- Industry
Ken Howard, 1944-2016
Veteran actor Ken Howard has died at age 71 after a career spanning almost half a century and covering more than a hundred movies, television shows, musicals and stage plays, collecting two Emmys, a Tony but no Golden Globe…. He was last seen in Joy (2015) a Golden Globe nominated motion picture (best comedy or musical) in which he played an executive of a mop making company.
With his 6-foot-6 frame, barrel chested presence and twinkling blue eyes, the native Californian, Harvard graduate actor helped anchor a popular television series in each of the last five decades: 30 Rock (2011-13), Crossing Jordan (early 2000s), Melrose Place (late 1990s) and, in the 1980s, Murder, She Wrote (1985-1994) and Dynasty (mid 1980s).

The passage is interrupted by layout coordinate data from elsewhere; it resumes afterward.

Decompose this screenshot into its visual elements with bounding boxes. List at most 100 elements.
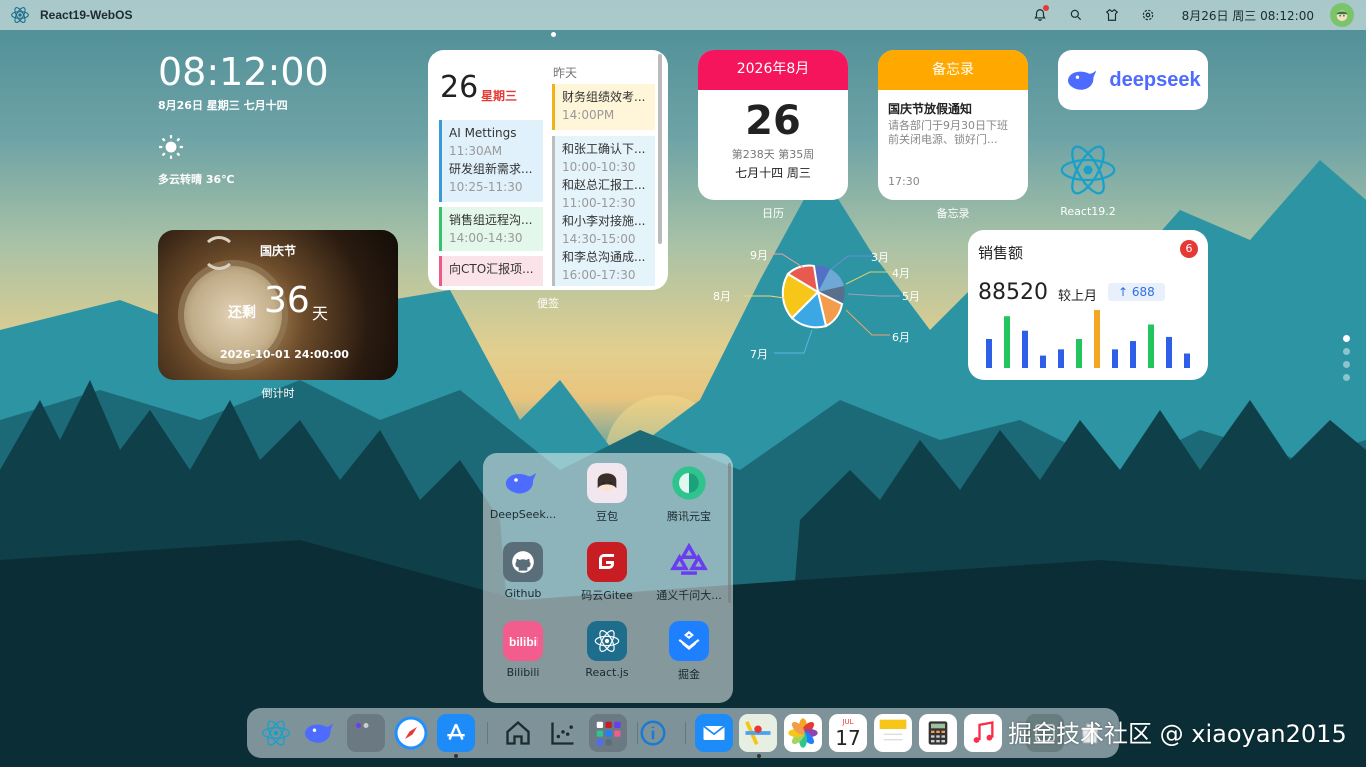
dock-appstore[interactable]: [437, 714, 475, 752]
app-yuanbao[interactable]: 腾讯元宝: [649, 463, 729, 524]
app-tongyi[interactable]: 通义千问大...: [649, 542, 729, 603]
memo-title: 国庆节放假通知: [888, 102, 973, 116]
sales-bar: [1112, 349, 1118, 368]
dock-calendar[interactable]: JUL 17: [829, 714, 867, 752]
app-label: 豆包: [596, 510, 618, 523]
scrollbar[interactable]: [728, 463, 731, 603]
react-shortcut-label: React19.2: [1060, 205, 1116, 218]
menu-bar-clock[interactable]: 8月26日 周三 08:12:00: [1182, 7, 1314, 24]
event-title: 和小李对接施...: [562, 214, 646, 228]
app-label: Github: [504, 587, 542, 600]
gear-icon[interactable]: [1133, 0, 1163, 30]
app-juejin[interactable]: 掘金: [649, 621, 729, 682]
memo-body: 请各部门于9月30日下班前关闭电源、锁好门...: [888, 119, 1008, 146]
progress-ring: [202, 236, 236, 270]
memo-widget[interactable]: 备忘录 国庆节放假通知 请各部门于9月30日下班前关闭电源、锁好门... 17:…: [878, 50, 1028, 200]
app-react[interactable]: React.js: [567, 621, 647, 679]
event-item[interactable]: AI Mettings 11:30AM 研发组新需求... 10:25-11:3…: [439, 120, 543, 202]
dock-maps[interactable]: [739, 714, 777, 752]
dock-notes[interactable]: [874, 714, 912, 752]
watermark: 掘金技术社区 @ xiaoyan2015: [1008, 720, 1347, 748]
bilibili-icon: bilibili: [503, 621, 543, 661]
schedule-label: 便签: [537, 297, 559, 310]
pie-widget[interactable]: 9月 3月 4月 8月 5月 6月 7月: [700, 240, 940, 370]
yuanbao-icon: [669, 463, 709, 503]
sales-bar: [1166, 336, 1172, 368]
page-dot[interactable]: [1343, 374, 1350, 381]
countdown-widget[interactable]: 国庆节 还剩 36 天 2026-10-01 24:00:00: [158, 230, 398, 380]
dock-folder[interactable]: [347, 714, 385, 752]
dock-photos[interactable]: [784, 714, 822, 752]
page-dot[interactable]: [1343, 361, 1350, 368]
safari-icon: [394, 716, 428, 750]
dock-info[interactable]: [634, 714, 672, 752]
event-time: 11:00-12:30: [562, 196, 636, 210]
month-label: 7月: [750, 348, 768, 361]
dock-divider: [685, 722, 686, 744]
page-dot[interactable]: [1343, 348, 1350, 355]
event-item[interactable]: 财务组绩效考... 14:00PM: [552, 84, 655, 130]
schedule-yesterday: 昨天: [553, 66, 578, 80]
dock-react[interactable]: [257, 714, 295, 752]
event-item[interactable]: 向CTO汇报项...: [439, 256, 543, 286]
dock: JUL 17: [247, 708, 1119, 758]
memo-label: 备忘录: [936, 207, 970, 220]
sales-bar: [1130, 341, 1136, 368]
app-gitee[interactable]: 码云Gitee: [567, 542, 647, 603]
clock-date: 8月26日 星期三 七月十四: [158, 99, 288, 112]
sales-widget[interactable]: 销售额 6 88520 较上月 ↑ 688: [968, 230, 1208, 380]
app-deepseek[interactable]: DeepSeek...: [483, 463, 563, 521]
deepseek-wordmark: deepseek: [1109, 68, 1201, 91]
dock-home[interactable]: [499, 714, 537, 752]
sales-bar: [1148, 324, 1154, 368]
sales-bar: [1058, 349, 1064, 368]
deepseek-icon: [304, 723, 334, 743]
event-group[interactable]: 和张工确认下... 10:00-10:30 和赵总汇报工... 11:00-12…: [552, 136, 655, 286]
sales-bar: [1022, 330, 1028, 368]
react-logo-icon[interactable]: [9, 4, 31, 26]
react-icon[interactable]: [1058, 140, 1118, 200]
shirt-icon[interactable]: [1097, 0, 1127, 30]
gitee-icon: [587, 542, 627, 582]
page-dot[interactable]: [1343, 335, 1350, 342]
scrollbar[interactable]: [658, 54, 662, 244]
search-icon[interactable]: [1061, 0, 1091, 30]
schedule-widget[interactable]: 26 星期三 昨天 AI Mettings 11:30AM 研发组新需求... …: [428, 50, 668, 290]
event-item[interactable]: 销售组远程沟... 14:00-14:30: [439, 207, 543, 251]
dock-chart[interactable]: [544, 714, 582, 752]
page-indicator-dot: [551, 32, 556, 37]
app-label: Bilibili: [506, 666, 540, 679]
app-folder[interactable]: DeepSeek... 豆包 腾讯元宝 Github 码云Gitee 通义千问大…: [483, 453, 733, 703]
calendar-lunar: 七月十四 周三: [735, 166, 811, 180]
countdown-unit: 天: [312, 304, 329, 323]
home-icon: [506, 720, 530, 745]
calendar-day: 17: [835, 725, 861, 750]
github-icon: [503, 542, 543, 582]
app-doubao[interactable]: 豆包: [567, 463, 647, 524]
month-label: 3月: [871, 251, 889, 264]
bell-icon[interactable]: [1025, 0, 1055, 30]
app-github[interactable]: Github: [483, 542, 563, 600]
dock-deepseek[interactable]: [302, 714, 340, 752]
dock-calculator[interactable]: [919, 714, 957, 752]
calendar-widget[interactable]: 2026年8月 26 第238天 第35周 七月十四 周三: [698, 50, 848, 200]
dock-safari[interactable]: [392, 714, 430, 752]
music-icon: [973, 721, 994, 743]
countdown-label: 倒计时: [261, 387, 295, 400]
dock-mail[interactable]: [695, 714, 733, 752]
dock-apps[interactable]: [589, 714, 627, 752]
sales-bar: [1040, 355, 1046, 368]
dock-music[interactable]: [964, 714, 1002, 752]
countdown-title: 国庆节: [260, 244, 297, 258]
month-label: 4月: [892, 267, 910, 280]
sales-bar: [1184, 353, 1190, 368]
doubao-icon: [587, 463, 627, 503]
countdown-rest-label: 还剩: [228, 305, 256, 321]
photos-icon: [788, 718, 818, 748]
month-label: 5月: [902, 290, 920, 303]
maps-icon: [745, 720, 771, 746]
app-bilibili[interactable]: bilibili Bilibili: [483, 621, 563, 679]
deepseek-shortcut[interactable]: deepseek: [1058, 50, 1208, 110]
month-label: 9月: [750, 249, 768, 262]
avatar[interactable]: [1330, 3, 1354, 27]
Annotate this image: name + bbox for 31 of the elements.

But Howard was best known for the TV drama series The White Shadow (1978-81). Variety called it .."a progressive drama, ahead of its time in exploring the sometimes awkward, sometimes tense and sometimes funny aspects of race relations in the context of a high school basketball team with mostly African American players and a white coach, a former NBA player named Ken Reeves, played by Howard (himself a basketball player in college) (….) (it) represented television’s first ensemble drama with a predominantly African American cast (though admittedly Howard, the star of the show, was white). Howard’s Reeves was almost always trying to do the right thing. While Reeves did his best for his players both on the court and in their private lives, the team ribbed Reeves."

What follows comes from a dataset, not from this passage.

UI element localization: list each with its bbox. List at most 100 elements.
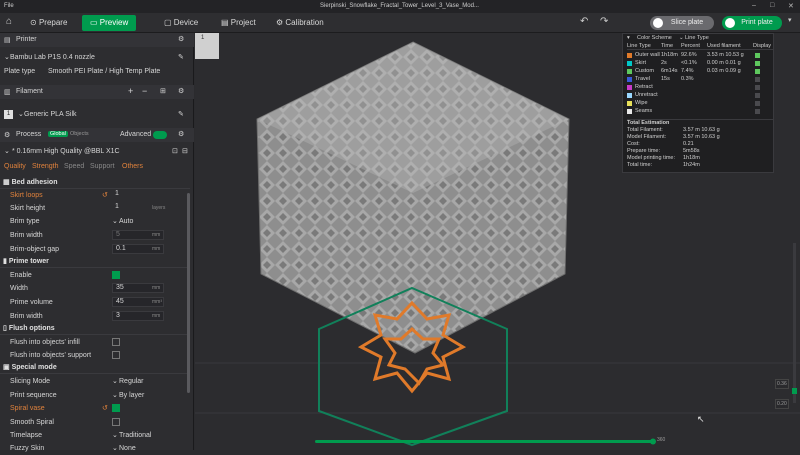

Howard was like that in his personal life too. On a large scale he was a leader that helped unify rival Hollywood actors unions, elected two terms president of the combined union, SAG-AFTRA. George Clooney (13 time Golden Globe nominee with five statuettes on his shelf) recalled an act of private kindness from long ago. As Clooney told the press hours after he learned of Howard's death: “There’s a story about how a young actor met Ken on the Fox lot in 1983 and told him what a fan he was of The White Shadow. Ken asked that actor what he did and the young man said, ‘Well someday I hope to be lucky enough to work with you.'” Clooney said he told Howard that he had an audition at another studio, Paramount, some seven miles away, but he wasn’t going to make it in time because all he had was a bike. “So Ken put the young actor's bike in the trunk of his car and dropped him off at Paramount. Then Ken just waved goodbye and said 'good luck, I hope we do get that chance to work together.’ "I didn’t get that audition", said Clooney, "but I did get the chance to work with him years later (in the legal thriller Michael Clayton, 2007). It was an honor. Today his obituary read that he was six foot six, but he was so much taller than that.”